ECHUCA-MOAMA codeine users will need a prescription to access the painkiller from next year if the Therapeutic Good Administration (TGA) has its way.
The changes on February 1 will see codeine products like Nurofen Plus, Panadeine, Mersyndol and Codral ‘upscheduled’, meaning people who use the products for health issues like back pain, migraines, period pain, dental pain or cold and flu will have to go to the doctor to get access to them.
The codeine crackdown was introduced over fears the highly addictive painkillers are being abused leading to ongoing dependence and death.
Echuca-Moama GP Suzanne Harrison said while the theory was good, she was not sure the execution had been thought through, which may result in some issues for health professionals and patients.
‘‘Both prescription and over-the-counter opiates have been identified as an issue as far as abuse and many more deaths have resulted from these drugs than from illicit drugs,’’ she said.
‘‘Real-time prescription monitoring (RTPM) will help with identifying these patients.
‘‘However, the biggest issues are funding and training of health professionals to deal with addiction issues and chronic pain management, both of which are seriously lacking in rural areas.
‘‘I do not believe this has been significantly addressed, although I am aware there is a small amount of funding associated with RTPM implementation for some upskilling, but we do have to have the doctors/allied health staff on the ground first.’’
The Federal Government is now under pressure to ditch the crackdown and rework key elements of the controversial policy.
Last month, health ministers from all states and territories — except for South Australia — signed a letter to federal Health Minister Greg Hunt requesting answers.
‘‘There is concern this will be felt particularly acutely in rural and regional areas where access to GPs is already low and that some people managing chronic conditions with codeine medications will deteriorate as they abandon medication due to the out-of-pocket expenses associated with accessing GPs for their prescription,’’ the letter said.
The Victorian Government recently passed legislation to allow a mandatory prescription monitoring system to roll out by 2018.
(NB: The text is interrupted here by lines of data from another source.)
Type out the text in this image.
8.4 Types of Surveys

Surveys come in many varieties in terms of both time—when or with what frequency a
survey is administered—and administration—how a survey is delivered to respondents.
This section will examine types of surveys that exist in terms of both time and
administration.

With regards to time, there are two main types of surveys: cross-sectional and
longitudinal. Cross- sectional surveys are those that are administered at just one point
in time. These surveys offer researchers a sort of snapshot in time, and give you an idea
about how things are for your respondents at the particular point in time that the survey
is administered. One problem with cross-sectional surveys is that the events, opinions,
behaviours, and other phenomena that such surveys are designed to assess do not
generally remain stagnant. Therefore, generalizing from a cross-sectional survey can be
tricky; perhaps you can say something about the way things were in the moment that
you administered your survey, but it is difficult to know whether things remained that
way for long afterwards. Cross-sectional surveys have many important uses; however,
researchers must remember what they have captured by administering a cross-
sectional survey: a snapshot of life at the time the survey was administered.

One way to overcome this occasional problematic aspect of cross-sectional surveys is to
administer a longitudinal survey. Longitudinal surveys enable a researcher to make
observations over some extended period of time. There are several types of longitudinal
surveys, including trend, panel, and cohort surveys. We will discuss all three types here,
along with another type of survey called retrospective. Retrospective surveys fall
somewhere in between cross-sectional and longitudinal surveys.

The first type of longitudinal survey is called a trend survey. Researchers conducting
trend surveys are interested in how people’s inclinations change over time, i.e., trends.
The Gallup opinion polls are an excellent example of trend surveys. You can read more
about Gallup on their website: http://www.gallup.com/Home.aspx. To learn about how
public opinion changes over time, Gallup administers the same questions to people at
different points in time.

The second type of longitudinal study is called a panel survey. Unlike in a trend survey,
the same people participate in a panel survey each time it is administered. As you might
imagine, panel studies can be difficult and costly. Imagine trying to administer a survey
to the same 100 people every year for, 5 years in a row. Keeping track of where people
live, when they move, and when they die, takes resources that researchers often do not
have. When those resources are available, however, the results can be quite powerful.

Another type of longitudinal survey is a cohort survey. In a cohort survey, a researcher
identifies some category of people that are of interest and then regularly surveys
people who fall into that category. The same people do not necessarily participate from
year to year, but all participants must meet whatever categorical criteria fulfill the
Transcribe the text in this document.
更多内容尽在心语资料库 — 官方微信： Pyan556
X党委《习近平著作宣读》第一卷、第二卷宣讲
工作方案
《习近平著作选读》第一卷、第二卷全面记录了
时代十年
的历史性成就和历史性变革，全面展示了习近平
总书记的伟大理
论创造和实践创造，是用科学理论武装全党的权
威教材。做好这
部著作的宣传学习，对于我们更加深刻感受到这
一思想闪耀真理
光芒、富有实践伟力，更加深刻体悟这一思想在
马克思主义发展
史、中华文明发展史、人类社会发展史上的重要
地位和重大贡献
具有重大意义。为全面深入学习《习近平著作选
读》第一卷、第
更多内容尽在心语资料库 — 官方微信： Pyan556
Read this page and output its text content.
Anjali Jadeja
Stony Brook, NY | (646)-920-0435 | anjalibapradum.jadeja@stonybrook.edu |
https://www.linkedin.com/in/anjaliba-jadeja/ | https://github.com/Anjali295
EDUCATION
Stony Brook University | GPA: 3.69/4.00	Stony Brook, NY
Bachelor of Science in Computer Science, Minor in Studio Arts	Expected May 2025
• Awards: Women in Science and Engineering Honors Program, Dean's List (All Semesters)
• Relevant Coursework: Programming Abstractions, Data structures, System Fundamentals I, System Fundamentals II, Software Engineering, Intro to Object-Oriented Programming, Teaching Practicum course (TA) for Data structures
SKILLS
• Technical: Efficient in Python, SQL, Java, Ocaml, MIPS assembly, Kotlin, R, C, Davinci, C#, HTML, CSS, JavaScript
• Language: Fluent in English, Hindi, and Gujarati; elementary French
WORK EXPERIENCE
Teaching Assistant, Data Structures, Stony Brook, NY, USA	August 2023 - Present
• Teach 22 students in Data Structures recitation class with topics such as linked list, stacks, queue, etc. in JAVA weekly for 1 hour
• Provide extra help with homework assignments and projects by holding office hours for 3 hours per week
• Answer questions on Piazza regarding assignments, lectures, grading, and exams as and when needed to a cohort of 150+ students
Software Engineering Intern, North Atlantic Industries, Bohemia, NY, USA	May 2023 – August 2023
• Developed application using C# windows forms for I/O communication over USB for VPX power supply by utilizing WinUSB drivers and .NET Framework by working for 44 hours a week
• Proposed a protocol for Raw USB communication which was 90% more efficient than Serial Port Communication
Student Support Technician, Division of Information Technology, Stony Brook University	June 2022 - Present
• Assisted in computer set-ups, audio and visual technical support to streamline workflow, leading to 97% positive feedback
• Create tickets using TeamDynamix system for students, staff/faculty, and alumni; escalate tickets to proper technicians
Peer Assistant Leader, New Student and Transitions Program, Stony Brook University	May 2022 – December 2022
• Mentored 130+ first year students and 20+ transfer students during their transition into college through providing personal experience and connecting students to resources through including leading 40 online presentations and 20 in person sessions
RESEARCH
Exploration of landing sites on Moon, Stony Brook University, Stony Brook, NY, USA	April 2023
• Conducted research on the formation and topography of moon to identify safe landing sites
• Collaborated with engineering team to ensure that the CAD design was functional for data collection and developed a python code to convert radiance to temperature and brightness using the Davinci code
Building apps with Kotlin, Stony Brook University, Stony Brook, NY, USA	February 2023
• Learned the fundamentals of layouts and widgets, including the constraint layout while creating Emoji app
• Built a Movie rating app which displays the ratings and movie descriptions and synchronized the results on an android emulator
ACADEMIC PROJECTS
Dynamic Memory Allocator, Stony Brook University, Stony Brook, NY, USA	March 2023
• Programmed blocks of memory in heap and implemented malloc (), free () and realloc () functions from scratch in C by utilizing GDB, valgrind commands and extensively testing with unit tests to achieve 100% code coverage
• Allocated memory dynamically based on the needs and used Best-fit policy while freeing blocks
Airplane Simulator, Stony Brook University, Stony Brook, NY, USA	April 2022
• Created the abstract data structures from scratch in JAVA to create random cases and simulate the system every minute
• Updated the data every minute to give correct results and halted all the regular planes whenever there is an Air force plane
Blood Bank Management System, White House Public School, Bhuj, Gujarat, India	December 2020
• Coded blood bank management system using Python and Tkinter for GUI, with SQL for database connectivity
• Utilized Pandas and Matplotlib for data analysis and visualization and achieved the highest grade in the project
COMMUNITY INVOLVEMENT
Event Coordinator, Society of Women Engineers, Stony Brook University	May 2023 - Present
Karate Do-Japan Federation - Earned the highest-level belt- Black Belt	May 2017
The Drugs, Poisons and Controlled Substances Amendment (Real-time Prescription Monitoring) Bill 2017, which passed Victorian Parliament on October 12, establishes the state’s own mandatory real-time prescription monitoring system – to be known as SafeScript.
SafeScript will provide doctors, nurse practitioners and pharmacists access to an up-to-the-minute database to review prescription histories of patients in their care.
Moama Village Pharmacy pharmacist Clint Flanigan said this would help to minimise ongoing medication misuse.
‘‘We have been utilising real-time monitoring to identify clients who are over-using,’’ he said.
However, with the ban on codeine looming, Mr Flanigan urged people who used opioid medicines for pain management to discuss their options with the GP as soon as possible, so ‘‘it is not a hard and sharp change’’.